By stipulation set forth in the record, the parties agreed on the facts upon which the cause *Page 751 was submitted to the Superior Court for judgment. When the action was brought, in January, 1922, the plaintiff was in possession of the leased premises under a lease from the defendants for the term of five years from February 1st, 1917, with an option for an additional term of five years, at a yearly rental of $840, payable in equal monthly payments of $70, if the plaintiff should exercise his option and claim a lease for the additional term. The original lease also contained the following provision, which gives rise to the sole question upon which the parties were at issue in the Superior Court: "It is understood and agreed by and between said parties that in the event that the City of New Britain should go no license that during such time that the said City of New Britain is no license the rent shall be one-half of the amount hereinbefore specified. This stipulation is to apply to the lease and the optional lease of five years."
It is admitted that the plaintiff has exercised his option, and is entitled to another lease for the additional term of five years from February 1st, 1922.
It is also admitted that the last vote on the question of license or no license taken in the city of New Britain was in favor of license.

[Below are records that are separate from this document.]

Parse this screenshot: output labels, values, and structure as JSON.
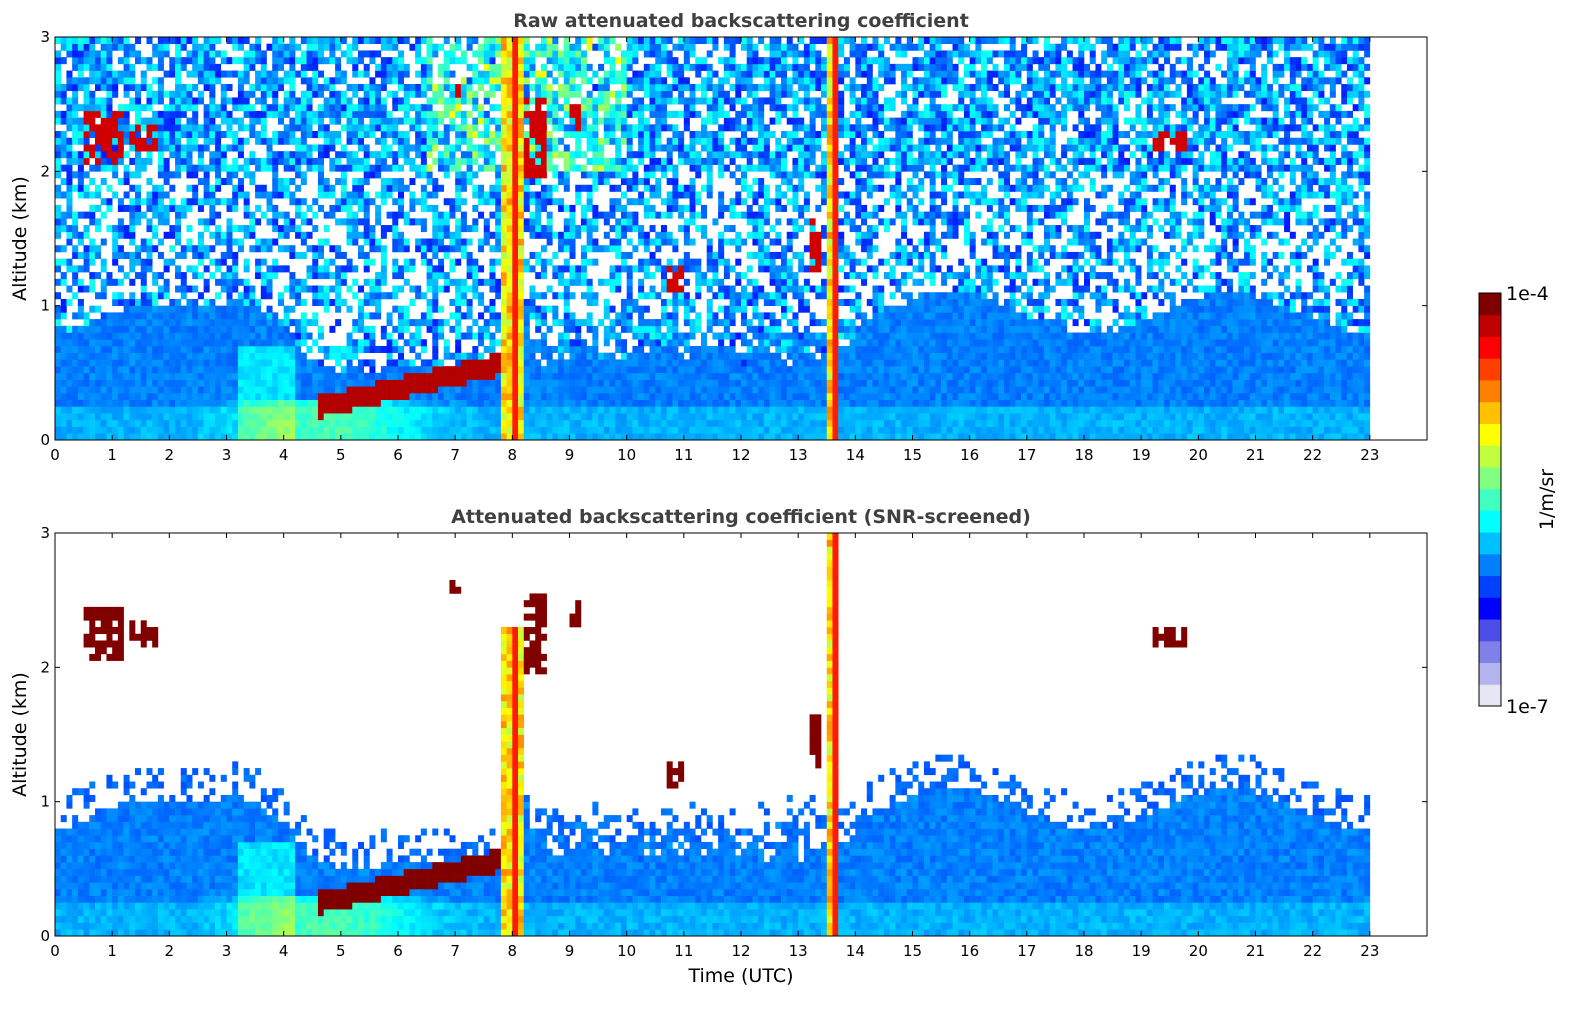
{
  "chart_data": [
    {
      "type": "heatmap",
      "title": "Raw attenuated backscattering coefficient",
      "xlabel": "",
      "ylabel": "Altitude (km)",
      "xlim": [
        0,
        24
      ],
      "ylim": [
        0,
        3
      ],
      "xticks": [
        "0",
        "1",
        "2",
        "3",
        "4",
        "5",
        "6",
        "7",
        "8",
        "9",
        "10",
        "11",
        "12",
        "13",
        "14",
        "15",
        "16",
        "17",
        "18",
        "19",
        "20",
        "21",
        "22",
        "23"
      ],
      "yticks": [
        "0",
        "1",
        "2",
        "3"
      ],
      "data_extent_hours": [
        0,
        23
      ],
      "features": [
        {
          "name": "boundary layer aerosol",
          "x": [
            0,
            23
          ],
          "y": [
            0,
            1.0
          ]
        },
        {
          "name": "low cloud layer",
          "x": [
            4.6,
            7.9
          ],
          "y": [
            0.3,
            0.6
          ]
        },
        {
          "name": "precipitation column",
          "x": [
            7.8,
            8.3
          ],
          "y": [
            0,
            3
          ]
        },
        {
          "name": "precipitation column",
          "x": [
            13.5,
            13.8
          ],
          "y": [
            0,
            3
          ]
        },
        {
          "name": "elevated cloud",
          "x": [
            0.3,
            1.8
          ],
          "y": [
            1.9,
            2.5
          ]
        },
        {
          "name": "elevated cloud",
          "x": [
            8.0,
            9.3
          ],
          "y": [
            1.9,
            2.6
          ]
        },
        {
          "name": "elevated cloud",
          "x": [
            19.2,
            20.0
          ],
          "y": [
            2.1,
            2.3
          ]
        }
      ]
    },
    {
      "type": "heatmap",
      "title": "Attenuated backscattering coefficient (SNR-screened)",
      "xlabel": "Time (UTC)",
      "ylabel": "Altitude (km)",
      "xlim": [
        0,
        24
      ],
      "ylim": [
        0,
        3
      ],
      "xticks": [
        "0",
        "1",
        "2",
        "3",
        "4",
        "5",
        "6",
        "7",
        "8",
        "9",
        "10",
        "11",
        "12",
        "13",
        "14",
        "15",
        "16",
        "17",
        "18",
        "19",
        "20",
        "21",
        "22",
        "23"
      ],
      "yticks": [
        "0",
        "1",
        "2",
        "3"
      ],
      "data_extent_hours": [
        0,
        23
      ],
      "features": [
        {
          "name": "boundary layer aerosol (screened)",
          "x": [
            0,
            23
          ],
          "y": [
            0,
            1.2
          ]
        },
        {
          "name": "low cloud layer",
          "x": [
            4.6,
            7.9
          ],
          "y": [
            0.3,
            0.6
          ]
        },
        {
          "name": "precipitation column",
          "x": [
            7.8,
            8.3
          ],
          "y": [
            0,
            2.3
          ]
        },
        {
          "name": "precipitation column",
          "x": [
            13.5,
            13.8
          ],
          "y": [
            0,
            3
          ]
        },
        {
          "name": "elevated cloud",
          "x": [
            0.3,
            1.8
          ],
          "y": [
            1.9,
            2.5
          ]
        },
        {
          "name": "elevated cloud",
          "x": [
            19.2,
            20.0
          ],
          "y": [
            2.1,
            2.3
          ]
        }
      ]
    }
  ],
  "colorbar": {
    "label": "1/m/sr",
    "max_label": "1e-4",
    "min_label": "1e-7",
    "colormap": "jet",
    "colors": [
      "#e6e6f5",
      "#b3b3ef",
      "#8080ea",
      "#4d4de8",
      "#0000ff",
      "#0040ff",
      "#0080ff",
      "#00c0ff",
      "#00ffff",
      "#40ffc0",
      "#80ff80",
      "#c0ff40",
      "#ffff00",
      "#ffc000",
      "#ff8000",
      "#ff4000",
      "#ff0000",
      "#c00000",
      "#800000"
    ]
  }
}
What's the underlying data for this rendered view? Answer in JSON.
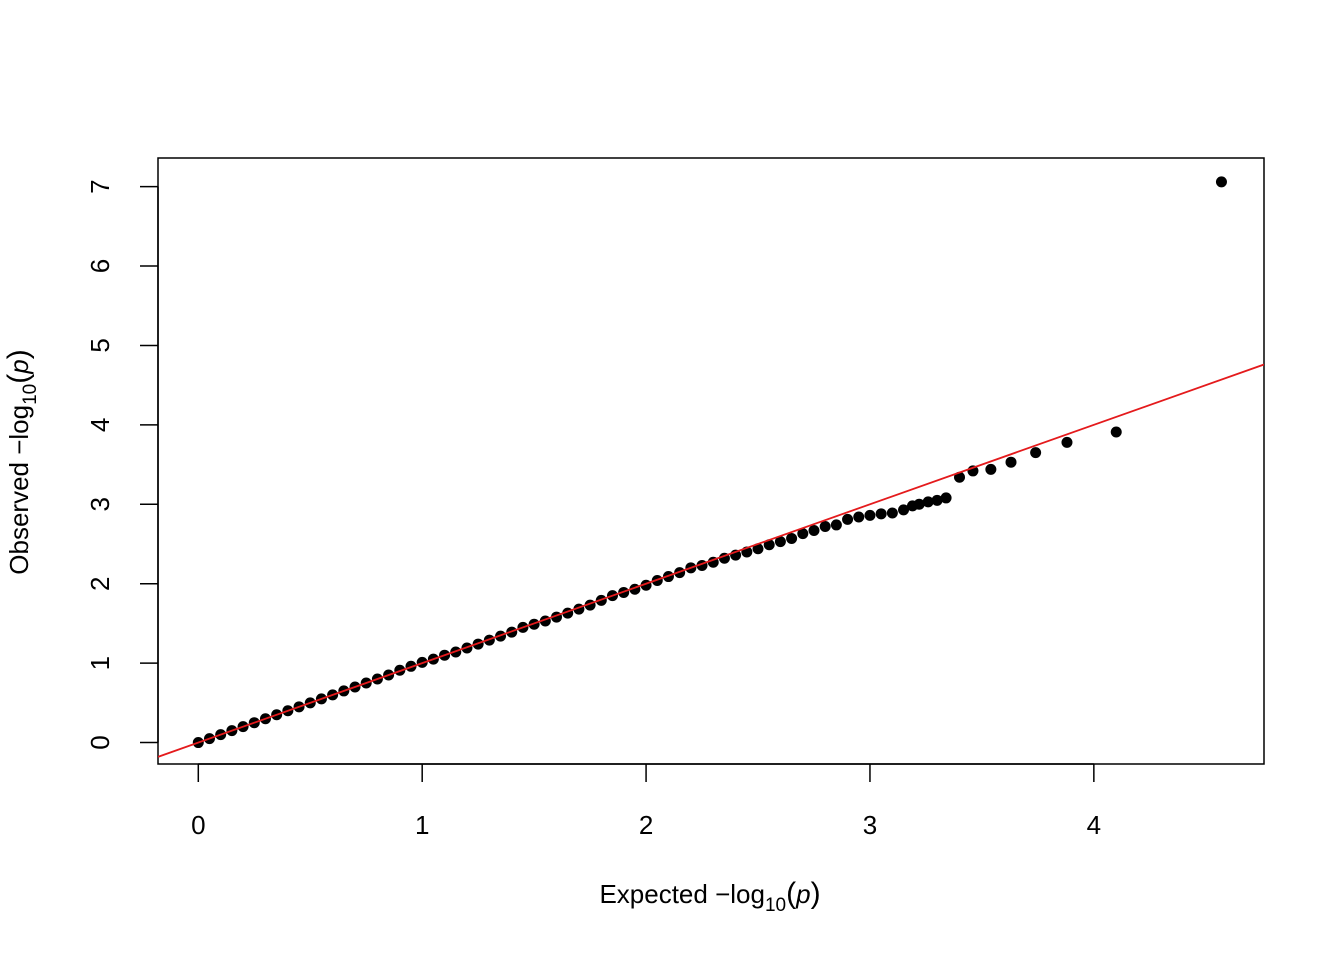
{
  "chart_data": {
    "type": "scatter",
    "title": "",
    "xlabel": {
      "prefix": "Expected  −log",
      "sub": "10",
      "paren_open": "(",
      "var": "p",
      "paren_close": ")"
    },
    "ylabel": {
      "prefix": "Observed  −log",
      "sub": "10",
      "paren_open": "(",
      "var": "p",
      "paren_close": ")"
    },
    "xlim": [
      -0.18,
      4.76
    ],
    "ylim": [
      -0.27,
      7.36
    ],
    "xticks": [
      0,
      1,
      2,
      3,
      4
    ],
    "xtick_labels": [
      "0",
      "1",
      "2",
      "3",
      "4"
    ],
    "yticks": [
      0,
      1,
      2,
      3,
      4,
      5,
      6,
      7
    ],
    "ytick_labels": [
      "0",
      "1",
      "2",
      "3",
      "4",
      "5",
      "6",
      "7"
    ],
    "grid": false,
    "reference_line": {
      "intercept": 0,
      "slope": 1,
      "color": "#e41a1c"
    },
    "point_color": "#000000",
    "points": [
      [
        0.0,
        0.0
      ],
      [
        0.05,
        0.05
      ],
      [
        0.1,
        0.1
      ],
      [
        0.15,
        0.15
      ],
      [
        0.2,
        0.2
      ],
      [
        0.25,
        0.25
      ],
      [
        0.3,
        0.3
      ],
      [
        0.35,
        0.35
      ],
      [
        0.4,
        0.4
      ],
      [
        0.45,
        0.45
      ],
      [
        0.5,
        0.5
      ],
      [
        0.55,
        0.55
      ],
      [
        0.6,
        0.6
      ],
      [
        0.65,
        0.65
      ],
      [
        0.7,
        0.7
      ],
      [
        0.75,
        0.75
      ],
      [
        0.8,
        0.8
      ],
      [
        0.85,
        0.85
      ],
      [
        0.9,
        0.91
      ],
      [
        0.95,
        0.96
      ],
      [
        1.0,
        1.01
      ],
      [
        1.05,
        1.05
      ],
      [
        1.1,
        1.1
      ],
      [
        1.15,
        1.14
      ],
      [
        1.2,
        1.19
      ],
      [
        1.25,
        1.24
      ],
      [
        1.3,
        1.29
      ],
      [
        1.35,
        1.34
      ],
      [
        1.4,
        1.39
      ],
      [
        1.45,
        1.45
      ],
      [
        1.5,
        1.49
      ],
      [
        1.55,
        1.53
      ],
      [
        1.6,
        1.58
      ],
      [
        1.65,
        1.63
      ],
      [
        1.7,
        1.68
      ],
      [
        1.75,
        1.73
      ],
      [
        1.8,
        1.79
      ],
      [
        1.85,
        1.85
      ],
      [
        1.9,
        1.89
      ],
      [
        1.95,
        1.93
      ],
      [
        2.0,
        1.98
      ],
      [
        2.05,
        2.04
      ],
      [
        2.1,
        2.09
      ],
      [
        2.15,
        2.14
      ],
      [
        2.2,
        2.2
      ],
      [
        2.25,
        2.23
      ],
      [
        2.3,
        2.27
      ],
      [
        2.35,
        2.32
      ],
      [
        2.4,
        2.36
      ],
      [
        2.45,
        2.4
      ],
      [
        2.5,
        2.44
      ],
      [
        2.55,
        2.49
      ],
      [
        2.6,
        2.53
      ],
      [
        2.65,
        2.57
      ],
      [
        2.7,
        2.63
      ],
      [
        2.75,
        2.67
      ],
      [
        2.8,
        2.72
      ],
      [
        2.85,
        2.74
      ],
      [
        2.9,
        2.81
      ],
      [
        2.95,
        2.84
      ],
      [
        3.0,
        2.86
      ],
      [
        3.05,
        2.88
      ],
      [
        3.1,
        2.89
      ],
      [
        3.15,
        2.93
      ],
      [
        3.19,
        2.98
      ],
      [
        3.22,
        3.0
      ],
      [
        3.26,
        3.03
      ],
      [
        3.3,
        3.05
      ],
      [
        3.34,
        3.08
      ],
      [
        3.4,
        3.34
      ],
      [
        3.46,
        3.42
      ],
      [
        3.54,
        3.44
      ],
      [
        3.63,
        3.53
      ],
      [
        3.74,
        3.65
      ],
      [
        3.88,
        3.78
      ],
      [
        4.1,
        3.91
      ],
      [
        4.57,
        7.06
      ]
    ]
  }
}
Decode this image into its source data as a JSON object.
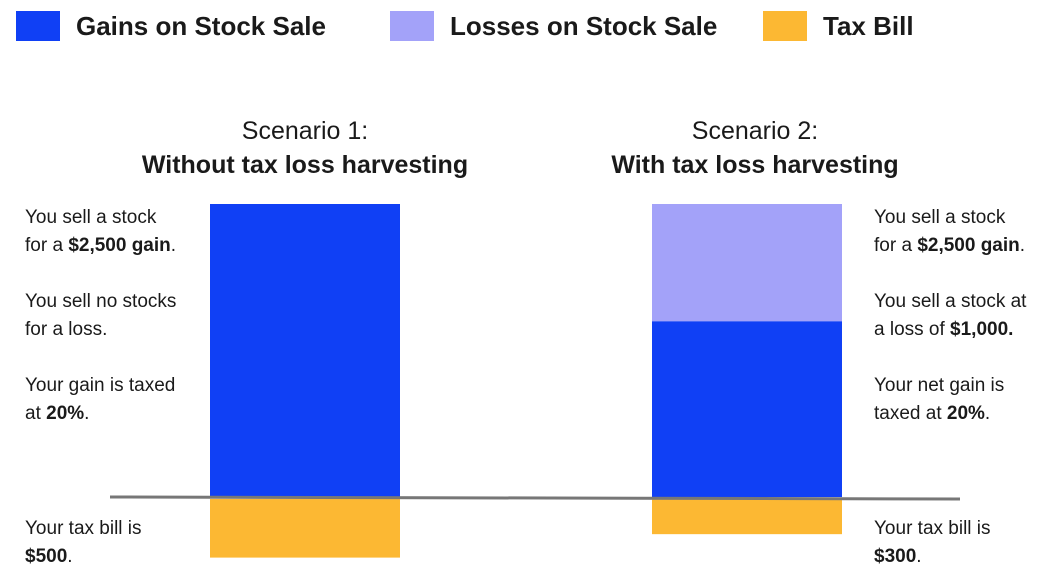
{
  "colors": {
    "gains": "#1040f5",
    "losses": "#a3a2f9",
    "tax": "#fcb833",
    "baseline": "#777777"
  },
  "legend": [
    {
      "key": "gains",
      "label": "Gains on Stock Sale"
    },
    {
      "key": "losses",
      "label": "Losses on Stock Sale"
    },
    {
      "key": "tax",
      "label": "Tax Bill"
    }
  ],
  "chart_data": {
    "type": "bar",
    "categories": [
      "Scenario 1",
      "Scenario 2"
    ],
    "series": [
      {
        "name": "Gains on Stock Sale",
        "values": [
          2500,
          1500
        ]
      },
      {
        "name": "Losses on Stock Sale",
        "values": [
          0,
          1000
        ]
      },
      {
        "name": "Tax Bill",
        "values": [
          500,
          300
        ]
      }
    ],
    "stacked": true,
    "tax_below_baseline": true,
    "legend_position": "top",
    "grid": false
  },
  "scenario1": {
    "title_line1": "Scenario 1:",
    "title_line2": "Without tax loss harvesting",
    "note1": {
      "pre": "You sell a stock",
      "line2_pre": "for a ",
      "bold": "$2,500 gain",
      "post": "."
    },
    "note2": {
      "line1": "You sell no stocks",
      "line2": "for a loss."
    },
    "note3": {
      "line1": "Your gain is taxed",
      "line2_pre": "at ",
      "bold": "20%",
      "post": "."
    },
    "tax_note": {
      "line1": "Your tax bill is",
      "bold": "$500",
      "post": "."
    }
  },
  "scenario2": {
    "title_line1": "Scenario 2:",
    "title_line2": "With tax loss harvesting",
    "note1": {
      "pre": "You sell a stock",
      "line2_pre": "for a ",
      "bold": "$2,500 gain",
      "post": "."
    },
    "note2": {
      "line1": "You sell a stock at",
      "line2_pre": "a loss of ",
      "bold": "$1,000."
    },
    "note3": {
      "line1": "Your net gain is",
      "line2_pre": "taxed at ",
      "bold": "20%",
      "post": "."
    },
    "tax_note": {
      "line1": "Your tax bill is",
      "bold": "$300",
      "post": "."
    }
  }
}
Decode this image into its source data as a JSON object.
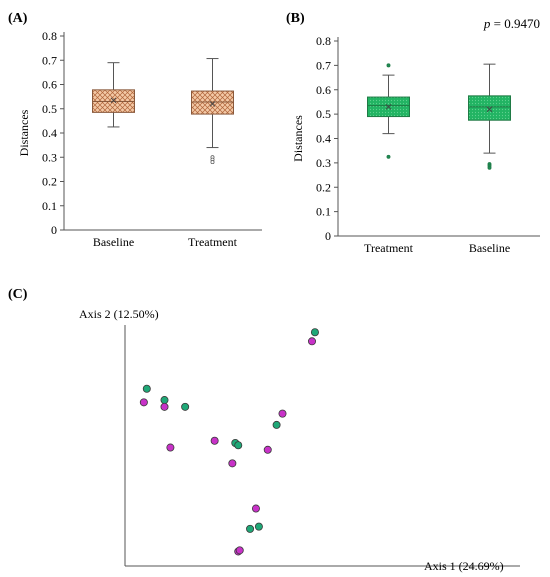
{
  "panels": {
    "a_label": "(A)",
    "b_label": "(B)",
    "c_label": "(C)"
  },
  "chart_data": [
    {
      "type": "box",
      "panel": "(A)",
      "ylabel": "Distances",
      "ylim": [
        0,
        0.8
      ],
      "yticks": [
        "0",
        "0.1",
        "0.2",
        "0.3",
        "0.4",
        "0.5",
        "0.6",
        "0.7",
        "0.8"
      ],
      "categories": [
        "Baseline",
        "Treatment"
      ],
      "fill_color": "#e2a27a",
      "boxes": [
        {
          "category": "Baseline",
          "whisker_low": 0.425,
          "q1": 0.485,
          "median": 0.53,
          "mean": 0.535,
          "q3": 0.578,
          "whisker_high": 0.69,
          "outliers": []
        },
        {
          "category": "Treatment",
          "whisker_low": 0.34,
          "q1": 0.478,
          "median": 0.528,
          "mean": 0.52,
          "q3": 0.573,
          "whisker_high": 0.707,
          "outliers": [
            0.3,
            0.29,
            0.28
          ]
        }
      ]
    },
    {
      "type": "box",
      "panel": "(B)",
      "ylabel": "Distances",
      "ylim": [
        0,
        0.8
      ],
      "yticks": [
        "0",
        "0.1",
        "0.2",
        "0.3",
        "0.4",
        "0.5",
        "0.6",
        "0.7",
        "0.8"
      ],
      "categories": [
        "Treatment",
        "Baseline"
      ],
      "fill_color": "#22b463",
      "annotation": {
        "p_symbol": "p",
        "p_rest": " = 0.9470"
      },
      "boxes": [
        {
          "category": "Treatment",
          "whisker_low": 0.42,
          "q1": 0.49,
          "median": 0.535,
          "mean": 0.53,
          "q3": 0.57,
          "whisker_high": 0.66,
          "outliers": [
            0.7,
            0.325
          ]
        },
        {
          "category": "Baseline",
          "whisker_low": 0.34,
          "q1": 0.475,
          "median": 0.53,
          "mean": 0.52,
          "q3": 0.575,
          "whisker_high": 0.705,
          "outliers": [
            0.295,
            0.288,
            0.28
          ]
        }
      ]
    },
    {
      "type": "scatter",
      "panel": "(C)",
      "xlabel": "Axis 1 (24.69%)",
      "ylabel": "Axis 2 (12.50%)",
      "xlim": [
        0,
        1
      ],
      "ylim": [
        0,
        1
      ],
      "series": [
        {
          "color": "#1fa877",
          "points": [
            [
              0.04,
              0.74
            ],
            [
              0.1,
              0.69
            ],
            [
              0.17,
              0.66
            ],
            [
              0.34,
              0.5
            ],
            [
              0.35,
              0.49
            ],
            [
              0.39,
              0.12
            ],
            [
              0.42,
              0.13
            ],
            [
              0.48,
              0.58
            ],
            [
              0.61,
              0.99
            ]
          ]
        },
        {
          "color": "#c832c8",
          "points": [
            [
              0.03,
              0.68
            ],
            [
              0.1,
              0.66
            ],
            [
              0.12,
              0.48
            ],
            [
              0.27,
              0.51
            ],
            [
              0.33,
              0.41
            ],
            [
              0.35,
              0.02
            ],
            [
              0.355,
              0.025
            ],
            [
              0.41,
              0.21
            ],
            [
              0.45,
              0.47
            ],
            [
              0.5,
              0.63
            ],
            [
              0.6,
              0.95
            ]
          ]
        }
      ]
    }
  ]
}
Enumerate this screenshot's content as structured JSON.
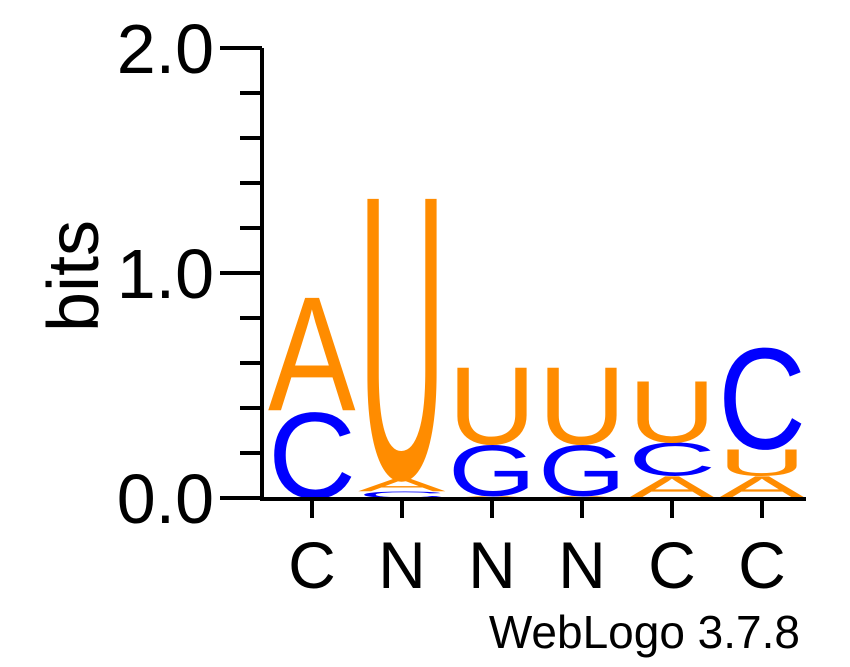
{
  "chart_data": {
    "type": "sequence-logo",
    "ylabel": "bits",
    "ylim": [
      0,
      2
    ],
    "yticks": [
      "0.0",
      "1.0",
      "2.0"
    ],
    "credit": "WebLogo 3.7.8",
    "colors": {
      "A": "#ff8c00",
      "U": "#ff8c00",
      "C": "#0000ff",
      "G": "#0000ff"
    },
    "positions": [
      {
        "label": "C",
        "stack": [
          {
            "letter": "C",
            "height": 0.39
          },
          {
            "letter": "A",
            "height": 0.52
          }
        ]
      },
      {
        "label": "N",
        "stack": [
          {
            "letter": "C",
            "height": 0.03
          },
          {
            "letter": "A",
            "height": 0.06
          },
          {
            "letter": "U",
            "height": 1.29
          }
        ]
      },
      {
        "label": "N",
        "stack": [
          {
            "letter": "A",
            "height": 0.01
          },
          {
            "letter": "G",
            "height": 0.23
          },
          {
            "letter": "U",
            "height": 0.35
          }
        ]
      },
      {
        "label": "N",
        "stack": [
          {
            "letter": "A",
            "height": 0.01
          },
          {
            "letter": "G",
            "height": 0.23
          },
          {
            "letter": "U",
            "height": 0.35
          }
        ]
      },
      {
        "label": "C",
        "stack": [
          {
            "letter": "A",
            "height": 0.1
          },
          {
            "letter": "C",
            "height": 0.15
          },
          {
            "letter": "U",
            "height": 0.28
          }
        ]
      },
      {
        "label": "C",
        "stack": [
          {
            "letter": "A",
            "height": 0.1
          },
          {
            "letter": "U",
            "height": 0.12
          },
          {
            "letter": "C",
            "height": 0.46
          }
        ]
      }
    ]
  }
}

The only point on which the parties differed and asked the judgment of the Superior Court, was what rent the plaintiff should pay during the additional term, in view of the present state of the law and of the above quoted provision.
The defendants' claim is that the phrase "in the event that the City of New Britain should go no license," expresses a condition precedent, that the word "go" means "vote," and hence there can be no reduction in the rent because New Britain has not voted no license. We think it strains the written words to so limit the phrase and then convert it into a condition precedent to the reduction of rent. Looking at the instrument *Page 752 from a grammatical and literal point of view, the words "go no license" are fairly capable of being understood as meaning "become no license." The question is whether the parties were contracting as to rental value with reference to the fact of no license, or with reference to the particular manner in which they supposed it might come to pass.
Still looking at the form of the stipulation, that question is answered — so far as form alone can answer it — by the fact that the operative words, "the rent shall be one-half," are grammatically connected directly with the condition of New Britain being no license, and not with the condition of its going, or voting, no license. Hence we cannot by a process of construction create a condition precedent which will put on their agreement that the rent shall be reduced during such time as the city of New Britain is no license a limitation which the parties have not expressed in words. They may not, in 1917, have contemplated any other way in which retail liquor traffic in New Britain could be prohibited by law than by a local option vote, but the fact that they conditioned the reduction of rental on the existence of such prohibition for the time being indicates — what was doubtless true in fact — that they were, as we said inGoldberg v. Callender Brothers, Inc., 96 Conn. 182, 188,113 A. 170, "concerned with the consequences rather than with the form of the prohibition."
We cannot tell from the record whether the premises were ever used, or intended to be used, as a place for the sale of intoxicating liquor, although such use was contemplated because not forbidden. It is, however, apparent that the stipulation in question was based on the assumption that the leasehold was more valuable in times of license than in times of no license, and that was doubtless the reason why the contract provides in terms that "during such time that the City of New *Page 753 Britain is no license the rent shall be one-half of the amount hereinbefore specified." There can be no doubt that the city of New Britain is no license. None can be granted there. Not only because of the Volstead Act, which is a domestic statute, but also because of our own Chapter 291 of the Public Acts of 1921, effective July 1st, 1921, which, among other things, expressly repeals all the sections of the General Statutes authorizing the county commissioners to grant licenses for the sale of intoxicating liquors. The leasehold is thereby diminished in value as effectually as if New Britain had "gone" no license by vote. That being so, it would violate the manifest intent of the contract to hold that the rent should not be reduced, and there is nothing in the contract which requires us to so hold.
There is no error.
In this opinion the other judges concurred.